Afschaffen pensioen in eigen beheer

AFSCHAFFEN PENSIOEN IN EIGEN BEHEER

 

 

Op maandag 4 juli 2016 heeft de ministerraad op voorstel van staatssecretaris Wiebes besloten de regeling pensioen in eigen beheer af te schaffen.
Hiertoe zal op Prinsjesdag 2016 een wetsvoorstel aan de Tweede Kamer verzonden worden.

 

Dit wetsvoorstel zal voor zover nu bekend het volgende inhouden:

 

  • Bestaande pensioenvoorzieningen kunnen niet meer verder opgebouwd worden.
  • De bestaande pensioenverplichtingen komen voor de fiscale waarde op de balans te staan in plaats van tegen de hogere commerciële waarde. Dit heeft in de toekomst een lagere uitkering tot gevolg.
  • De pensioenvoorziening wordt bij het bereiken van de pensioengerechtigde leeftijd gedurende een periode van 20 jaar uitgekeerd. Er zal dus geen sprake meer zijn van een levenslang ouderdomspensioen.
  • Voor de opbouw van een oudedagsvoorziening is de Directeur Groot Aandeelhouder (DGA) aangewezen op lijfrenteproducten of bankspaarproducten.
    Daarnaast behoort netto sparen in de eigen BV. tot de mogelijkheden. Uit de netto winst van de B.V. wordt gespaard en te zijner tijd vinden naar behoefte dividenduitkeringen plaats tegen een heffing van 25% inkomstenbelasting.
  • Op dit moment is afkoop van een pensioen in eigen beheer niet aantrekkelijk omdat naast de heffing van inkomstenbelasting over de commerciële waarde van de pensioenvoorziening tevens 20% revisie rente verschuldigd is. Spijtoptanten kunnen eigenlijk niet van de pensioenverplichting in eigen beheer afkomen.
    Volgens het wetsvoorstel zal de DGA in de gelegenheid gesteld worden de pensioenverplichting tegen de fiscaal lagere waarde af te kopen. Over de afkoopsom is geen revisierente verschuldigd.
    Tevens wordt een belastingkorting gegeven door de belastinggrondslag te verminderen.
    Bij een afkoop in 2017 wordt de grondslag(=fiscale waarde van de verplichting) met 34,5% verminderd, bij afkoop in 2018 bedraagt de grondslagvermindering 25% en afkoop in 2019 levert een grondslag vermindering op van 19,5%.
    Dit heeft bij een belasting tarief van 52% een effectieve belastingdruk van respectievelijk 34,06%, 39% en 41,86% tot gevolg.
    Indien tot afkoop wordt overgegaan, gaat de netto afkoopsom tot het privé vermogen behoren waarover jaarlijks inkomstenbelasting verschuldigd is. Dit kan voorkomen worden als de netto afkoopsom als kapitaalstorting in de B.V. wordt gebracht.

 

Pensioen afkoop kan aantrekkelijk zijn als:

  • De bestaande pensioenvoorziening relatief laag is. Door afkoop wordt voorkomen dat de B.V. tot op hoge leeftijd moet worden aangehouden voor een lage uitkering.
  • Het pensioen al is ingegaan en de DGA wil van de administratieve rompslomp af en de B.V. opheffen.
  • De B.V. verkeert in een verliessituatie. Door afkoop gevolgd door een kapitaalstorting in de B.V. verkrijgt de B.V. een hoger vermogen waardoor de mogelijkheden tot verliescompensatie vergroot worden.
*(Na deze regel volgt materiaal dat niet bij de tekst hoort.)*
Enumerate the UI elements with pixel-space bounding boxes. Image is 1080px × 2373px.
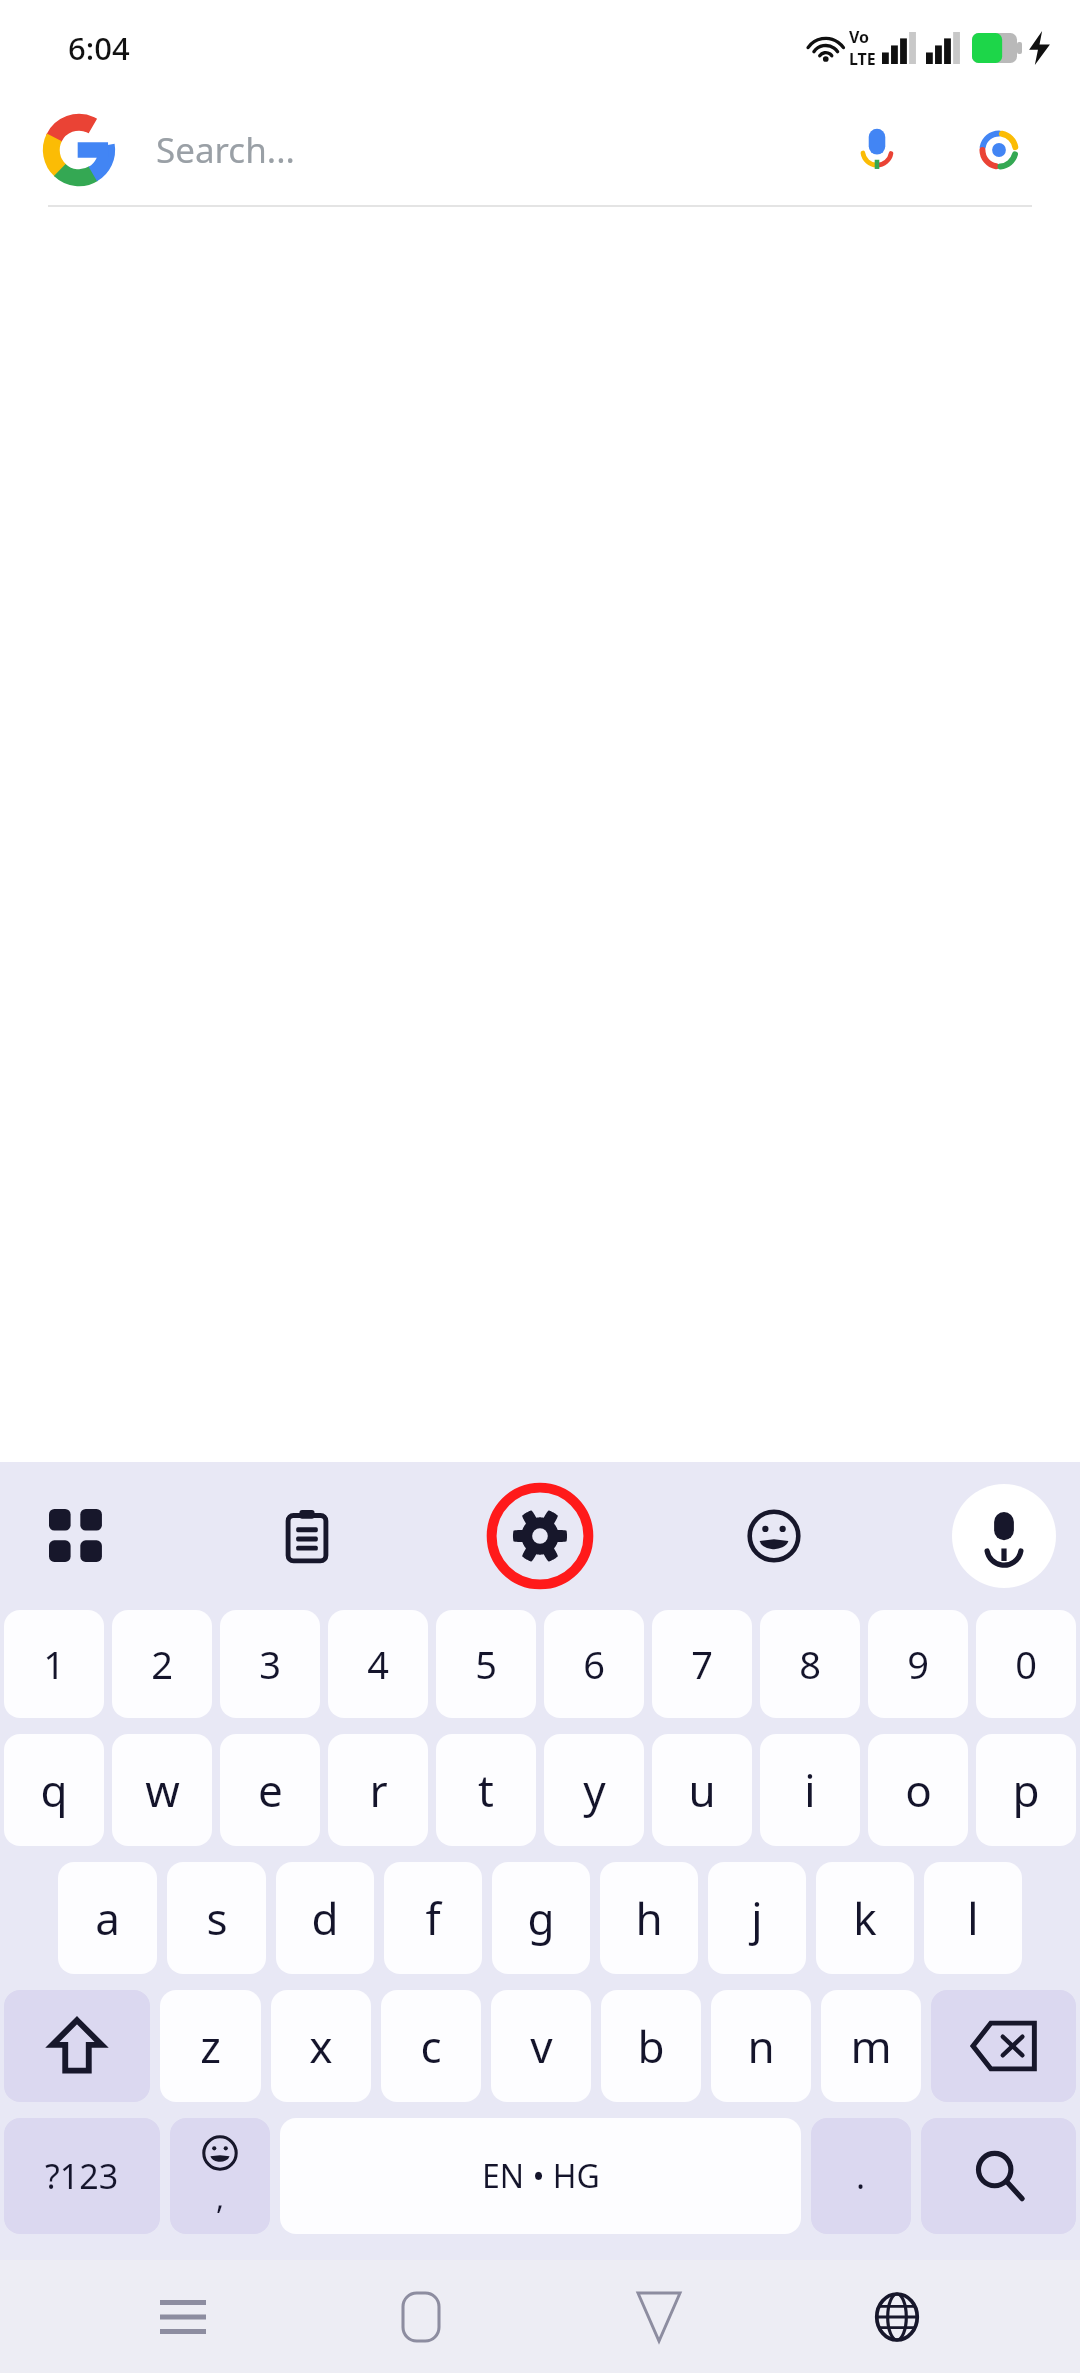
staticText: l bbox=[967, 1888, 979, 1948]
staticText: s bbox=[206, 1888, 228, 1948]
button[interactable]: h bbox=[600, 1862, 698, 1974]
staticText: 9 bbox=[907, 1638, 929, 1690]
staticText: o bbox=[905, 1760, 932, 1820]
staticText: Search... bbox=[156, 126, 842, 174]
button[interactable]: x bbox=[271, 1990, 371, 2102]
staticText: j bbox=[751, 1888, 763, 1948]
button[interactable]: n bbox=[711, 1990, 811, 2102]
button[interactable]: Back bbox=[604, 2262, 714, 2372]
staticText: g bbox=[527, 1888, 555, 1948]
staticText: ?123 bbox=[45, 2153, 119, 2199]
staticText: d bbox=[311, 1888, 339, 1948]
button[interactable]: 7 bbox=[652, 1610, 752, 1718]
staticText: b bbox=[637, 2016, 665, 2076]
button[interactable]: d bbox=[276, 1862, 374, 1974]
button[interactable]: Voice search bbox=[842, 115, 912, 185]
button[interactable]: 8 bbox=[760, 1610, 860, 1718]
button[interactable]: r bbox=[328, 1734, 428, 1846]
staticText: n bbox=[747, 2016, 775, 2076]
button[interactable]: i bbox=[760, 1734, 860, 1846]
staticText: 2 bbox=[151, 1638, 173, 1690]
staticText: t bbox=[478, 1760, 494, 1820]
button[interactable]: j bbox=[708, 1862, 806, 1974]
staticText: 4 bbox=[367, 1638, 389, 1690]
button[interactable]: 9 bbox=[868, 1610, 968, 1718]
staticText: 7 bbox=[691, 1638, 713, 1690]
staticText: 5 bbox=[475, 1638, 497, 1690]
button[interactable]: Voice input bbox=[952, 1484, 1056, 1588]
staticText: EN • HG bbox=[482, 2154, 600, 2198]
staticText: z bbox=[200, 2016, 221, 2076]
button[interactable]: 3 bbox=[220, 1610, 320, 1718]
button[interactable]: Search bbox=[921, 2118, 1076, 2234]
staticText: r bbox=[369, 1760, 388, 1820]
button[interactable]: k bbox=[816, 1862, 914, 1974]
staticText: 0 bbox=[1015, 1638, 1037, 1690]
staticText: h bbox=[635, 1888, 663, 1948]
button[interactable]: g bbox=[492, 1862, 590, 1974]
button[interactable]: 1 bbox=[4, 1610, 104, 1718]
staticText: w bbox=[145, 1760, 180, 1820]
button[interactable]: q bbox=[4, 1734, 104, 1846]
button[interactable]: a bbox=[58, 1862, 157, 1974]
staticText: k bbox=[853, 1888, 877, 1948]
button[interactable]: 2 bbox=[112, 1610, 212, 1718]
button[interactable]: v bbox=[491, 1990, 591, 2102]
button[interactable]: Google Lens bbox=[964, 115, 1034, 185]
staticText: m bbox=[850, 2016, 892, 2076]
staticText: v bbox=[530, 2016, 553, 2076]
button[interactable]: o bbox=[868, 1734, 968, 1846]
button[interactable]: Change keyboard bbox=[842, 2262, 952, 2372]
staticText: p bbox=[1012, 1760, 1040, 1820]
button[interactable]: m bbox=[821, 1990, 921, 2102]
staticText: x bbox=[309, 2016, 333, 2076]
button[interactable]: y bbox=[544, 1734, 644, 1846]
button[interactable]: e bbox=[220, 1734, 320, 1846]
button[interactable]: b bbox=[601, 1990, 701, 2102]
button[interactable]: Settings bbox=[485, 1481, 595, 1591]
staticText: i bbox=[804, 1760, 816, 1820]
staticText: . bbox=[856, 2153, 866, 2199]
button[interactable]: p bbox=[976, 1734, 1076, 1846]
staticText: f bbox=[425, 1888, 441, 1948]
button[interactable]: z bbox=[160, 1990, 261, 2102]
button[interactable]: EN • HG bbox=[280, 2118, 801, 2234]
staticText: u bbox=[688, 1760, 716, 1820]
button[interactable]: Clipboard bbox=[255, 1484, 359, 1588]
button[interactable]: u bbox=[652, 1734, 752, 1846]
staticText: a bbox=[95, 1888, 120, 1948]
button[interactable]: c bbox=[381, 1990, 481, 2102]
staticText: LTE bbox=[849, 48, 876, 70]
button[interactable]: Backspace bbox=[931, 1990, 1076, 2102]
staticText: 6 bbox=[583, 1638, 605, 1690]
button[interactable]: t bbox=[436, 1734, 536, 1846]
staticText: Vo bbox=[849, 26, 870, 48]
button[interactable]: 0 bbox=[976, 1610, 1076, 1718]
button[interactable]: Home bbox=[366, 2262, 476, 2372]
button[interactable]: f bbox=[384, 1862, 482, 1974]
button[interactable]: s bbox=[167, 1862, 266, 1974]
button[interactable]: Shift bbox=[4, 1990, 150, 2102]
button[interactable]: Emoji bbox=[722, 1484, 826, 1588]
button[interactable]: Apps bbox=[24, 1484, 128, 1588]
staticText: c bbox=[420, 2016, 442, 2076]
button[interactable]: ?123 bbox=[4, 2118, 160, 2234]
staticText: 3 bbox=[259, 1638, 281, 1690]
button[interactable]: Emoji and comma bbox=[170, 2118, 270, 2234]
button[interactable]: . bbox=[811, 2118, 911, 2234]
staticText: 8 bbox=[799, 1638, 821, 1690]
staticText: 1 bbox=[43, 1638, 65, 1690]
button[interactable]: l bbox=[924, 1862, 1022, 1974]
button[interactable]: 5 bbox=[436, 1610, 536, 1718]
button[interactable]: Recents bbox=[128, 2262, 238, 2372]
staticText: y bbox=[583, 1760, 606, 1820]
staticText: , bbox=[216, 2177, 225, 2218]
button[interactable]: 4 bbox=[328, 1610, 428, 1718]
staticText: q bbox=[40, 1760, 68, 1820]
button[interactable]: 6 bbox=[544, 1610, 644, 1718]
staticText: 6:04 bbox=[68, 27, 130, 69]
staticText: e bbox=[258, 1760, 283, 1820]
button[interactable]: Search... bbox=[0, 95, 1080, 205]
button[interactable]: w bbox=[112, 1734, 212, 1846]
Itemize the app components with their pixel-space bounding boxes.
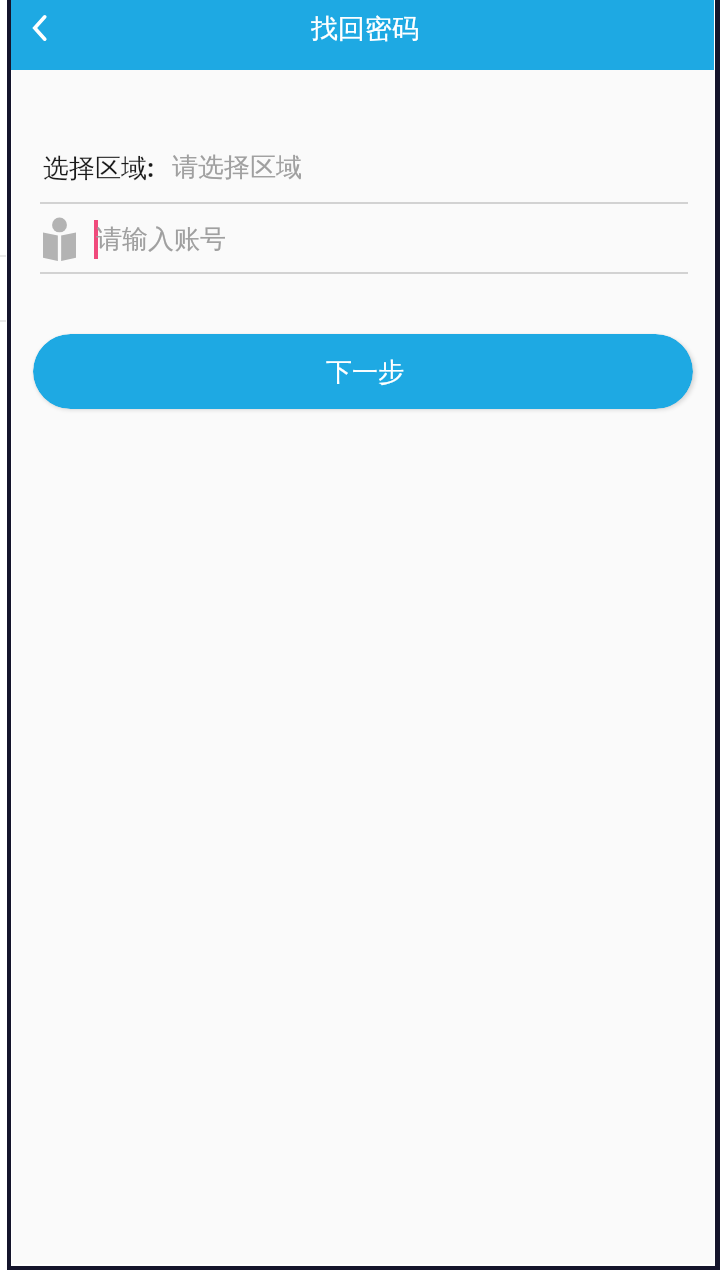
staticText: 找回密码 xyxy=(311,12,419,46)
staticText: 选择区域: xyxy=(43,149,155,185)
button[interactable]: 下一步 xyxy=(33,334,693,409)
staticText: 下一步 xyxy=(326,356,404,389)
button[interactable]: 选择区域: xyxy=(43,140,691,194)
button[interactable]: Back xyxy=(11,0,67,56)
staticText: 请选择区域 xyxy=(172,151,302,184)
staticText: 请输入账号 xyxy=(96,223,226,256)
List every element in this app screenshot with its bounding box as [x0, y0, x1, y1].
Pensioen afkoop is niet aantrekkelijk als:

  • De fiscale waarde van de pensioenverplichting hoger is dan het vermogen van de B.V.
  • De liquiditeiten onvoldoende zijn om de verschuldigde belasting over de afkoopsom te voldoen.

 

Wij wijzen erop dat het wetsvoorstel nog ingediend moet worden en daarna moet het nog door de Tweede en Eerste Kamer worden aangenomen. Eind 2016 zal het wetsvoorstel een definitieve vorm aannemen. Op dat moment zal de exacte inhoud bekend zijn.

 

Wij menen deze plannen op dit moment toch onder de aandacht te moeten brengen om bij een gewenste afkoop van het pensioen tijdig liquiditeiten vrij te kunnen maken om de verschuldigde loonbelasting te kunnen voldoen.